Ferguson had the sense to realize that his friends who were telling him not to make the film were right about one thing: He needed help from someone more experienced. An admirer of “Enron,” he turned to Gibney, who is something of a documentary brand name with such films as “Lightning in a Bottle” and “The Fifties.”

“It was the weirdest experience,” says Gibney, who got a call from Ferguson out of the blue in late 2005. “He had never made a film before. He’d invented a Web construction program and sold it for a zillion dollars. He was a political science professor. He knew a lot of people in the foreign-policy arena. He’d done some writing. He wanted to do a film about the occupation of Iraq. He came to New York, and we discussed it.
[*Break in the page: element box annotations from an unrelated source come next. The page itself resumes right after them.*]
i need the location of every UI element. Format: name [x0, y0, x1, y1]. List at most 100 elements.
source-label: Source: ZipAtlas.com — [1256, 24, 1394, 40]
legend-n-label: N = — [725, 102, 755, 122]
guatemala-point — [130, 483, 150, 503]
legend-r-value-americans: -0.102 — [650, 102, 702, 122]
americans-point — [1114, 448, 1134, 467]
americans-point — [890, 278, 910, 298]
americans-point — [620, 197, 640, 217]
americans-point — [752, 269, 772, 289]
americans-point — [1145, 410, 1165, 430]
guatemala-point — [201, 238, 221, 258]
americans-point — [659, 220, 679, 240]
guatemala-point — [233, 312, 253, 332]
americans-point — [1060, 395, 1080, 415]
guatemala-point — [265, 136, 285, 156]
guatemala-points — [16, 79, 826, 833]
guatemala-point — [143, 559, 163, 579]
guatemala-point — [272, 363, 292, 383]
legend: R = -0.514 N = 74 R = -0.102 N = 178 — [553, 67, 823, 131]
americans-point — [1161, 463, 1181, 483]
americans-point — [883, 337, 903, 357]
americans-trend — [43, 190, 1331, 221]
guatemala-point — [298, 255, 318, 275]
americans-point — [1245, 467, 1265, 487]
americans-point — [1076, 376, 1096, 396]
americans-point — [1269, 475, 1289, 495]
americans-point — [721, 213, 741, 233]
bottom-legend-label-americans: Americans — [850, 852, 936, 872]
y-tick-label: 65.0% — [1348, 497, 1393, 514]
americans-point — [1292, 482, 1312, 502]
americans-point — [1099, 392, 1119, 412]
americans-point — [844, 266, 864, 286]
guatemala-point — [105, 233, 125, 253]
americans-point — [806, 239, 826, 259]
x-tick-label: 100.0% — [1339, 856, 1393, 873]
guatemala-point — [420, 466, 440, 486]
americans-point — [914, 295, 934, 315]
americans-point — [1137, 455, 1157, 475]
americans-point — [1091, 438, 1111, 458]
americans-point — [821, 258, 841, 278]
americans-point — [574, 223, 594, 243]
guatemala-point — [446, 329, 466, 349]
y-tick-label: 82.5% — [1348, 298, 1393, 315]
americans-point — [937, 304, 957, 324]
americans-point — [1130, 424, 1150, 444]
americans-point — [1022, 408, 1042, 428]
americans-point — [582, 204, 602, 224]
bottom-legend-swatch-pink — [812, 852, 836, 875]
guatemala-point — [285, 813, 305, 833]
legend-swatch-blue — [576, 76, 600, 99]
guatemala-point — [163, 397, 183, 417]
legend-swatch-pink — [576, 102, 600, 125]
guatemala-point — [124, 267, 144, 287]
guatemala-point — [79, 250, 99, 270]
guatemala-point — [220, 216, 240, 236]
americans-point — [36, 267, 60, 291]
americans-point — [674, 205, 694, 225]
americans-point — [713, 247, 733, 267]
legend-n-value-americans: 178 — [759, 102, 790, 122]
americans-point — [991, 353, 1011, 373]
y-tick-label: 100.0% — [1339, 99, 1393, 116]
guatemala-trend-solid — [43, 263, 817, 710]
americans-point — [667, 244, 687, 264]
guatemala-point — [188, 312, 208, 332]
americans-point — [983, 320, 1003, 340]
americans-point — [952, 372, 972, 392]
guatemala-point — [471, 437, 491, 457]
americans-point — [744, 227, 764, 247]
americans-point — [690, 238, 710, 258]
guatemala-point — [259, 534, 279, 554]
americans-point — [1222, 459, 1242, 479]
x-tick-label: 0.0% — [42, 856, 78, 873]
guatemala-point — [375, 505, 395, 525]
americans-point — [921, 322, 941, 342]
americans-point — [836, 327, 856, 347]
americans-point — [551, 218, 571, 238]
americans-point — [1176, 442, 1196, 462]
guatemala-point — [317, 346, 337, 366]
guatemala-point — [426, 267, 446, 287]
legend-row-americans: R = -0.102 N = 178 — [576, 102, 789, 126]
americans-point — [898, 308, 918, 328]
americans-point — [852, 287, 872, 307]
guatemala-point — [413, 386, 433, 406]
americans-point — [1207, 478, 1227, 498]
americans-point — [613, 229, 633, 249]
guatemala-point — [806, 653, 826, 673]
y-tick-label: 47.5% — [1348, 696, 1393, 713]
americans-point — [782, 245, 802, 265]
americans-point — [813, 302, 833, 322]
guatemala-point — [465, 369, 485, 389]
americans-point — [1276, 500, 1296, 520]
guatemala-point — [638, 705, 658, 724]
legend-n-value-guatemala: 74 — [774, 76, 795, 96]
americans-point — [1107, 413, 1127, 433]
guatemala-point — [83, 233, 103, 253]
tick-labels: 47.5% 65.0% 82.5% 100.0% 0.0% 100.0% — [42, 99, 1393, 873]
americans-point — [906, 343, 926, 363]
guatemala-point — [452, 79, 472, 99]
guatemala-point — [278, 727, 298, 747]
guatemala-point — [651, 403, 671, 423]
The subject was important. ‘Would you help me?’ I gingerly went forward: ‘Let’s see how it goes.’ ”

Gibney — while working on his own Afghanistan prison expose, “Taxi to the Dark Side,” and a Hunter S. Thompson docu — taught filmmaking 101 to Ferguson, offering support and guidance every step along the way, especially when it came time to edit a five-hour rough cut. But “it’s Charles’ film,” he says. “I’d focus him, helped him hire the cinematographer. He was trying to do too many things. I helped him with clarity. He was a quick learner. He had a lot of resources.”

Although Ferguson is reluctant to discuss it, he sank almost $2 million into the movie. “I tried to make it clear, factual: Here’s what happened. I tried to keep out theorizing and grand statements. I want the film to be widely seen by a lot of people so they can come to understand what happened there,” he says.

Much of that money went into a month of filming in Iraq, which was extremely dangerous. The fledgling filmmaker spent about $7,000 a day on an armored Mercedes and a large Kurdish security detail armed with machine guns. He went into the streets incognito, never for more than 20 minutes, never to the same place twice. Ferguson gained extraordinary access to people who were close to the action and willing to say astonishing things.”